3D-printed homes slated for new El Cosmico grounds open for reservation

The reservation waitlist for El Comico’s 30-40 “Sunday Homes” is now open. Image courtesy of ICON.

MARFA — El Cosmico announced last week that the reservation waitlist for its selection of 3D-printed houses, planned for the outer edge of the hotel’s upcoming Antelope Hills property, is now open, with homes available for purchase starting at $900,000.

The “Sunday Homes,” designed and constructed in partnership with architecture firm BIG-Bjarke Ingels Group and 3D-printing start-up ICON, are made up of connected circular modules, creating “a unique, cloud-like floorplan from the sum of the combined circles,” per the reservations website. The available homes will consist of three floorplans — two, three and four-bedrooms ranging in size from 1,500 to 2,400 square feet.

A total of 30 to 40 homes will be constructed on the site, said El Cosmico founder Liz Lambert. Though the homes start in price at a baseline of $900,000, Lambert said the full spectrum of prices had not yet been determined.

“We’re still determining what the price range will be, but prices will be based on the number of bedrooms, their location and any upgrades people may want to select,” said Lambert. “As we move forward with the project, we’ll share more information about pricing.”

The homes are just one component of a larger plan to relocate the El Cosmico hotel and campground to a sprawling 61 acres off Antelope Hills Road, tripling the size of the grounds and roughly doubling its guest capacity. The new resort will include around 120 units for hotel guests, a restaurant, an infinity pool and a bathhouse — amenities that would be available for local use. The new site will also serve as the location for El Cosmico’s annual Trans-Pecos Festival of Music + Love.

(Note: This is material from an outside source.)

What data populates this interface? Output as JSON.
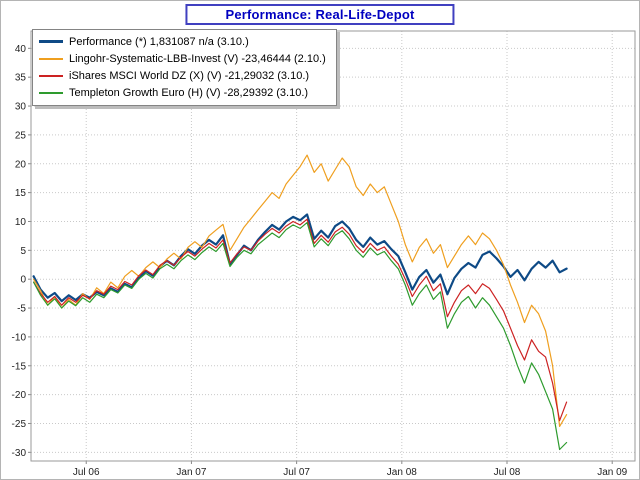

Since the ambitious project’s announcement in early March, reactions among Antelope Hills property owners has been mixed — while some have expressed enthusiasm or ambivalence, others have expressed apprehension over the development’s potential impacts on their quality of life, with impacts to the water supply, noise and traffic chief among their concerns. A newly-formed neighborhood group plans to bring their concerns to Lambert and maintain a dialogue with the hotelier as the project moves forward.

As for the homes slated to line the property’s outskirts, Lambert has said that the idea is, in part, for those homes to become part of the rental pool, providing alternatives to Airbnbs and relieving some of the demand for short-term rental properties in town. The homes will be managed by El Cosmico.

Still, it is too early to say how many of the homes will become part of the El Cosmico rental pool, and how many may, potentially, be full-time residences, said Lambert. 

The question of whether interested buyers plan to use the homes as a primary residence is among those asked of applicants in a brief questionnaire — other questions include whether the applicant has ever been to Marfa, and whether the applicant is a broker or working with a broker. 

Lambert clarified that those questions will not be used to make determinations about one’s position on the waitlist, but rather to customize the process of matching applicants to homes.

“Responses to the questionnaire won’t determine who can purchase a Sunday Home,” said Lambert. “They will mostly be used to match the specific characteristics of each home with their future owners.”

El Cosmico and partners plan to break ground on the project in early 2024.